The team used the intelligence technique known as machine learning to get around state-of-the-art defenses that examine what software is doing instead of analyzing software code for danger signs, the news agency Reuters reported, adding that new AI-driven programs can be trained to stay dormant until they reach a specific target, making them difficult to stop.

There’s been no reports of catching malicious software that relied on machine learning but the research showed it may be because the attack programs could be unstoppable, a nightmare scenario for computer security.

The fear is that it’s coming fast and getting easier to acquire free artificial intelligence building blocks for training programs available from Alphabet’s Google and other resources showing the idea is working, even in experiments.

“I absolutely do believe we’re going there,” Jon DiMaggio, a Senior Threat Analyst at cyber security firm Symantec Corp told the news agency. “It’s going to make it a lot harder to detect.”
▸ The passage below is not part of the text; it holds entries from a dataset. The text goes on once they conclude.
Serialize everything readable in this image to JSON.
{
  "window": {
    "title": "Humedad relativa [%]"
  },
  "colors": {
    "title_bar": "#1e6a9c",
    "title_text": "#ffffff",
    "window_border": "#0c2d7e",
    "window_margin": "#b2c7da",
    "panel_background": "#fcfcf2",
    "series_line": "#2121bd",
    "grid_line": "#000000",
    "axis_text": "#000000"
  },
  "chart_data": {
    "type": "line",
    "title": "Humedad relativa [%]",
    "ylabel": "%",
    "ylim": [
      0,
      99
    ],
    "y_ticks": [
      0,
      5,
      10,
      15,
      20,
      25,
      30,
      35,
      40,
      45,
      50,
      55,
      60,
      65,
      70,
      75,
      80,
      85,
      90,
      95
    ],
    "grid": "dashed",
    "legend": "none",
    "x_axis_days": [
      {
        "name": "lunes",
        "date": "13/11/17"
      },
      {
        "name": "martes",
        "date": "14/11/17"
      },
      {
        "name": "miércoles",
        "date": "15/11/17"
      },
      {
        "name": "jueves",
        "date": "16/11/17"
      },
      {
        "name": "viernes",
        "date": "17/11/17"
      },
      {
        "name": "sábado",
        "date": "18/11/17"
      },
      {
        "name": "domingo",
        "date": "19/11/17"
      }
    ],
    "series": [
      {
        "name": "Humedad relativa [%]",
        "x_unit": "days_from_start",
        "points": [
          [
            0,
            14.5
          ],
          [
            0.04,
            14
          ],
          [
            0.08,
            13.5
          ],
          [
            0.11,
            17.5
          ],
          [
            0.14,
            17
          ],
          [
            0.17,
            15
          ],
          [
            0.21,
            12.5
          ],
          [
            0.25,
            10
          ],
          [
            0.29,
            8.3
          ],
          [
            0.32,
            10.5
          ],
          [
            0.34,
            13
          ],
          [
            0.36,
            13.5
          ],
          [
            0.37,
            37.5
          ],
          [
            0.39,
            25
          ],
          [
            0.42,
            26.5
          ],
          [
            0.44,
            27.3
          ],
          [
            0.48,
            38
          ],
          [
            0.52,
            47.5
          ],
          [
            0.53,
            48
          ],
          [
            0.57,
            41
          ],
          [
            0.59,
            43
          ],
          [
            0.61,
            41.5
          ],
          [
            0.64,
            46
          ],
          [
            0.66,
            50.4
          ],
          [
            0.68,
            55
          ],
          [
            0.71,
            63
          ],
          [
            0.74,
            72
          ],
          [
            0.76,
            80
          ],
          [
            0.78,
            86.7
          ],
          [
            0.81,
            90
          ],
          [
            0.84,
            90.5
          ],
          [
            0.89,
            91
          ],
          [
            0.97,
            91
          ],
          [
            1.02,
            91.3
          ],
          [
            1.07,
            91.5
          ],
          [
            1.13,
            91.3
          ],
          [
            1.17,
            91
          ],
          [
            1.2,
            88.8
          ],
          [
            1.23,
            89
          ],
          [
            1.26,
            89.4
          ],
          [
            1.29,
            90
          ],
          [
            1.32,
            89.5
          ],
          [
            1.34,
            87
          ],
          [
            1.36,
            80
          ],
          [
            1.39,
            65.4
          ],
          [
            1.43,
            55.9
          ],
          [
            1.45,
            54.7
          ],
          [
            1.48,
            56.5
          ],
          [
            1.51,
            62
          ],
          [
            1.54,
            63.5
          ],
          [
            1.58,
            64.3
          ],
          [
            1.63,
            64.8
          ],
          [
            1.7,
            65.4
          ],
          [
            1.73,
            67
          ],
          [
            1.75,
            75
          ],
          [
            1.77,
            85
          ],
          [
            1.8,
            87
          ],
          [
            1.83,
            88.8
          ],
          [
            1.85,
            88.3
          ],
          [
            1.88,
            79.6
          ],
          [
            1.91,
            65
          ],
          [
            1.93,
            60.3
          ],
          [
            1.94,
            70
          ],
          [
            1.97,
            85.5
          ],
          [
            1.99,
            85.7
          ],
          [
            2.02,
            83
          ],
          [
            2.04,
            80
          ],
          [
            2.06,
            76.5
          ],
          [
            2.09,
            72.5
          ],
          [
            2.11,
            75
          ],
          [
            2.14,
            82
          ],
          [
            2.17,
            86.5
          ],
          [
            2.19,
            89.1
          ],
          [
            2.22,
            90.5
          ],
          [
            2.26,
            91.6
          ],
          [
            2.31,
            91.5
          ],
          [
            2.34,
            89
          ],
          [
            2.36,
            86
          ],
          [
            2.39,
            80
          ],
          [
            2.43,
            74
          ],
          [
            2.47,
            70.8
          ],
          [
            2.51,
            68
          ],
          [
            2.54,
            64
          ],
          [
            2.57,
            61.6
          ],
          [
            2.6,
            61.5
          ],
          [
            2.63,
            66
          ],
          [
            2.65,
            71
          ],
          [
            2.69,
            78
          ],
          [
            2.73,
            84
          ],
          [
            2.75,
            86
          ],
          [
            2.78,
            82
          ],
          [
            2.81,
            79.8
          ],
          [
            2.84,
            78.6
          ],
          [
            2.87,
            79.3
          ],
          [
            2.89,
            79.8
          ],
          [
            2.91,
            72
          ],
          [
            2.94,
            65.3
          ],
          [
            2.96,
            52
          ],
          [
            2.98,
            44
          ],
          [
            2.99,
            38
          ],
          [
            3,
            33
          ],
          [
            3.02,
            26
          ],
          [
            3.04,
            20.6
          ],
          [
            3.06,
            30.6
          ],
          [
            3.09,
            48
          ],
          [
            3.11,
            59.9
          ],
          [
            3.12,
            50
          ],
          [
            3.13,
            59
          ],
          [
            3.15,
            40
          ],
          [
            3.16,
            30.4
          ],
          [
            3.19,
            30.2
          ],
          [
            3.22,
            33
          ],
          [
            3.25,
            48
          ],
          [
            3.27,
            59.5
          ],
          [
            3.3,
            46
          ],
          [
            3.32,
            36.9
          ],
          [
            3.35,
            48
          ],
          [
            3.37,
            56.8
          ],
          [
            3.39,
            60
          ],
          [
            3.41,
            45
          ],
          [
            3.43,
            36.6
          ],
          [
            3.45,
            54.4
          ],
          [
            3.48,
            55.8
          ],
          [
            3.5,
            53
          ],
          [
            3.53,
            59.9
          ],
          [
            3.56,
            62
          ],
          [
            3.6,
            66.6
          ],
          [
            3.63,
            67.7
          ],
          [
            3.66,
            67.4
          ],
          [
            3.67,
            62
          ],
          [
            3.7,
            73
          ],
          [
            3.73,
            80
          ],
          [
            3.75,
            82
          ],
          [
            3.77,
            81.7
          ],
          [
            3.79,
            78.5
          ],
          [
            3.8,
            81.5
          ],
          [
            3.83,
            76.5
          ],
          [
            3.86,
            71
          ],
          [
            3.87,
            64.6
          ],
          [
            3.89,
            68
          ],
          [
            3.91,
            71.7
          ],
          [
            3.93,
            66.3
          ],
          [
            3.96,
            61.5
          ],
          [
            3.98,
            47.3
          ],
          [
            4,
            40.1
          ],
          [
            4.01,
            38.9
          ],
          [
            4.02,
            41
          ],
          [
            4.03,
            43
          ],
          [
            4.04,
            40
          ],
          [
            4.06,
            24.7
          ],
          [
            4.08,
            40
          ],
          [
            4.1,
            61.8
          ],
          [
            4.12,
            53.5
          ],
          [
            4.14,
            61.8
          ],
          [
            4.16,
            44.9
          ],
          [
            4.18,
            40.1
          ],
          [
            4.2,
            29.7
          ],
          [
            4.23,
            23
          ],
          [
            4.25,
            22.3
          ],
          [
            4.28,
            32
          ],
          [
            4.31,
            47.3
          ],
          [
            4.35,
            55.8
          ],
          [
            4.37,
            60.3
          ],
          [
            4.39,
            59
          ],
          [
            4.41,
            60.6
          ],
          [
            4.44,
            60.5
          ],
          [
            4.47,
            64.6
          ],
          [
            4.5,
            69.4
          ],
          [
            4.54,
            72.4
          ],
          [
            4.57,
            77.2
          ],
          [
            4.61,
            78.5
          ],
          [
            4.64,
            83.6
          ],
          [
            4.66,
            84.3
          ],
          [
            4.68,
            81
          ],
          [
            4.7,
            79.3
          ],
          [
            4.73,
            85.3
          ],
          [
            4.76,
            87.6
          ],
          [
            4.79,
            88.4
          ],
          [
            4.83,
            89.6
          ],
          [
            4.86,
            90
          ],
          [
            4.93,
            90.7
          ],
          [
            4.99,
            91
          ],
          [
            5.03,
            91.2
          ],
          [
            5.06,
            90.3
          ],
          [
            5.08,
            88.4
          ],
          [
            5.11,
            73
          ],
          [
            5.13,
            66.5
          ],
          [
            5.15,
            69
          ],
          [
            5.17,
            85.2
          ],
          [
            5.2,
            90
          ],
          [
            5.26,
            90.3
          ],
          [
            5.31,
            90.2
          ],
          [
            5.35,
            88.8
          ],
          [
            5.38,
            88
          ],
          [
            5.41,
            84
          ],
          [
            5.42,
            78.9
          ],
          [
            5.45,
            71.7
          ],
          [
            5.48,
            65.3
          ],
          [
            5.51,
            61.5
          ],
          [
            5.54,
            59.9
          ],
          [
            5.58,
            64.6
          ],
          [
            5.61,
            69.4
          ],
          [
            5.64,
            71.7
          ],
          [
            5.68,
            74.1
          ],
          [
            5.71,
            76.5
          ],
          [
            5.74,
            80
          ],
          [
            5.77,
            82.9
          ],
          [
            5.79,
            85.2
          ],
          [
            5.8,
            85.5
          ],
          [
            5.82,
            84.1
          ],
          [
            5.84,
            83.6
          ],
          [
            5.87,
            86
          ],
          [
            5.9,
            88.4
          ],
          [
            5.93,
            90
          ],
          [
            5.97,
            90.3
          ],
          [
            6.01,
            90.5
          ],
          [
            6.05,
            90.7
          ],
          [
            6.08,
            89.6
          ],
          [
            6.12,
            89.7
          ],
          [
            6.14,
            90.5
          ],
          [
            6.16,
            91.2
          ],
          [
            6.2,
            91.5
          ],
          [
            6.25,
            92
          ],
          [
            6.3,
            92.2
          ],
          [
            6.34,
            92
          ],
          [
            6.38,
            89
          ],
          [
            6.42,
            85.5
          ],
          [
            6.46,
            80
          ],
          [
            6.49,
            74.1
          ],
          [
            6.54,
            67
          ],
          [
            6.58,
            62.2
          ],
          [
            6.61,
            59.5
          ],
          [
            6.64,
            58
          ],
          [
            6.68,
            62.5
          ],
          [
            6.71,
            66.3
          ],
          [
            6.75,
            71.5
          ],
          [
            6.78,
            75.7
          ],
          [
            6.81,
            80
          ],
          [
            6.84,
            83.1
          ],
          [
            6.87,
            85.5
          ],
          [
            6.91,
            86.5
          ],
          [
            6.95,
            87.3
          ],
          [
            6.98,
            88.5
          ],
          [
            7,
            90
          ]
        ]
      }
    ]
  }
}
The best hackers in countries intelligence services have shown they can build attack programs that activate only when they have reached a target, such as Stuxnet, used by US and Israeli spy services against a uranium enrichment facility in Iran.

The IBM effort, named DeepLocker, showed that kind of precision can be available to those with far fewer resources than a national government. In a demonstration using publicly available photos of a sample target, the team used a hacked version of videoconferencing software that activated only when sensing a specific target.

“We have a lot of reason to believe this is the next big thing,” lead IBM researcher Marc Ph. Stoecklin said. “This may have happened already, and we will see it two or three years from now.”

At a New York conference, Hackers on Planet Earth defense researcher Kevin Hodges showed off an “entry-level” automated program he made with open-source training tools that tried multiple attack approaches in succession.

“We need to start looking at this stuff now,” said Hodges. “Whoever you personally consider evil is already working on this.”